When I visit Park classrooms, or talk with my colleagues, I see and hear the greatest excitement in moments when our students are driving their own learning. They have gone beyond just absorbing knowledge or skills and they are running with it – each in the way they have chosen to take it. Choice itself is fundamental to this – when students have the opportunity to choose, they make learning their own. They make it meaningful, and personal, and it lasts.
I reflected on this idea in this newsletter in my first year at Park, in March 2019, which compared the “teacher-centered” classroom to a “student-centered” model of instruction, noting that in the latter, “the table is turned and the student leads the inquiry, chooses the application, designs the outcome, and participates in the evaluation of the result.” As I’ve become all the more deeply rooted in the values that make Park “Park,” I know that this learner-centered approach, one in which each student is known and seen, and comes to know themselves well, is at the heart of our educational identity.
…I know that this learner-centered approach, one in which each student is known and seen, and comes to know themselves well, is at the heart of our educational identity.
Choice not only gives students the freedom to define paths of inquiry that excite them most, but it allows them to find the ways to expand and manifest their learning that best suit their learning style. The concept of “differentiated learning” sometimes feels like jargon, but when you consider that the choices students make set each of them on a path of growth and discovery, supported by their teachers, peers and mentors, it’s easy to appreciate the very individuated nature of learning at its best.
Opportunities for learner choice happen every day, at every grade level. Our PreK students, for example, explore inquiry in the PreK Learning Centers, moving from one rich area of discovery to another as their curiosity and attention compels. In Kindergarten and Grade 1, students can begin working on something that draws them, continue that work, or start something new at points throughout their day.
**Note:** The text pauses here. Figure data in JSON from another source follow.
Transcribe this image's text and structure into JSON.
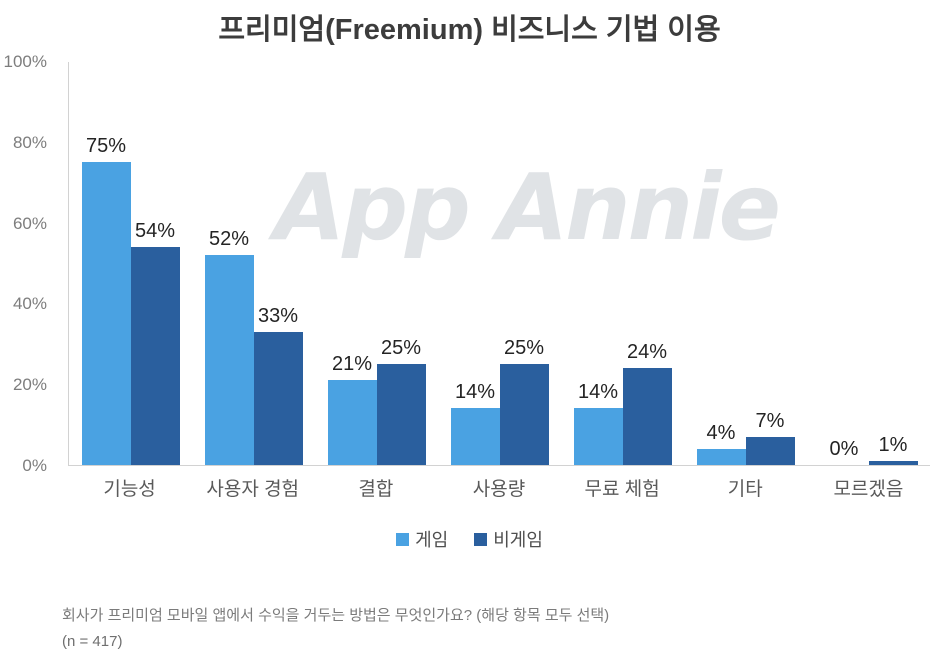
{
  "title": "프리미엄(Freemium) 비즈니스 기법 이용",
  "watermark": {
    "text": "App Annie"
  },
  "footer": {
    "question": "회사가 프리미엄 모바일 앱에서 수익을 거두는 방법은 무엇인가요? (해당 항목 모두 선택)",
    "sample": "(n = 417)"
  },
  "colors": {
    "series_game": "#4AA2E2",
    "series_nongame": "#2A5F9E",
    "axis_line": "#d2d2d2",
    "axis_text": "#7d7d7d",
    "watermark": "#e0e3e6"
  },
  "chart_data": {
    "type": "bar",
    "title": "프리미엄(Freemium) 비즈니스 기법 이용",
    "categories": [
      "기능성",
      "사용자 경험",
      "결합",
      "사용량",
      "무료 체험",
      "기타",
      "모르겠음"
    ],
    "series": [
      {
        "name": "게임",
        "color": "#4AA2E2",
        "values": [
          75,
          52,
          21,
          14,
          14,
          4,
          0
        ]
      },
      {
        "name": "비게임",
        "color": "#2A5F9E",
        "values": [
          54,
          33,
          25,
          25,
          24,
          7,
          1
        ]
      }
    ],
    "value_suffix": "%",
    "xlabel": "",
    "ylabel": "",
    "ylim": [
      0,
      100
    ],
    "yticks": [
      {
        "label": "100%",
        "value": 100
      },
      {
        "label": "80%",
        "value": 80
      },
      {
        "label": "60%",
        "value": 60
      },
      {
        "label": "40%",
        "value": 40
      },
      {
        "label": "20%",
        "value": 20
      },
      {
        "label": "0%",
        "value": 0
      }
    ],
    "grid": false,
    "legend_position": "bottom",
    "data_labels": true
  }
}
In making the choice to begin something, or to walk away from it for now, they are giving their imagination and spirit of discovery so many opportunities to engage, consider, play off the ideas of their peers, and refresh their engagement – naturally.
By Grade 2, students have choices in deciding the topics they want to pursue through research. What do they find most interesting? Who do they aspire to learn more about? These projects reinforce the skills they are learning, build confidence, and engender a very personalized commitment to the knowledge they pursue and acquire. To be able to say, “THIS is my research, the person I chose” and to present it – that’s a moment of tremendous, individual pride. In Grades 3 and 4, students are making their own choices on how to present and demonstrate the learning and knowledge they gain through their studies of Indigenous Peoples and of Gods, Goddesses, Heroes, and Heroines.
Tina Fox frequently highlights the ways in which choices inspire and develop self advocacy, personal accountability, engagement, ownership, and navigating skills. She notes that “Our youngest learners have fewer opportunities for choice, in general, so the choices they have at school are scaffolded so they can practice decision making, learn from their decisions, and appreciate the associated positive and negative consequences of those choices.”
Making good choices, however, requires practice. It requires empowerment. Our students need to feel confident in evaluating their options, and have the strength to choose their own paths – intellectually, as well as socially.
By Upper Division, there is so much choice. Shall I study French, Spanish, Mandarin, or Latin? Do I want to play soccer, join the play, or compete in Robotics? What about Elective classes? Will I join a club? Are affinity and/or alliance spaces an opportunity for me? All these choices, layered on top of the choices made every day in what to read or research or present in class, allow students to individuate all the more fully. As Ken Rogers observes, “Developmentally, choice is critical to crafting and developing identity — who they are and who they want to be.” He notes that “Choice allows students exposure — the ability to experiment and try, to polish, as well as the opportunity to commit and refine. All of these are essential along the path of lifelong learning.”
Making good choices, however, requires practice. It requires empowerment. Our students need to feel confident in evaluating their options, and have the strength to choose their own paths – intellectually, as well as socially. While students choose the world language they wish to study as they approach Grade 6 and stick with it through Grade 8, other choices are revisited again and again, providing multiple opportunities for experimentation and self definition. At an age when so much of one’s self image is often defined through peer relationships, it takes courage to decide to skip a season of basketball and try out for the winter musical, especially in the face of expectation from peers. But taking these risks by making these choices makes room for broader experience and new discoveries. That’s exciting, and it’s a joy to watch.
As author Heather Wolpert-Gowron shares, “We have, in our very classrooms, the brains that will solve the problems of tomorrow, but to give them training means we have to give their neurons a chance to solve the problems of today.” This is what our students get to practice, every day, with every opportunity to choose.
What choices did your child have the chance to make today?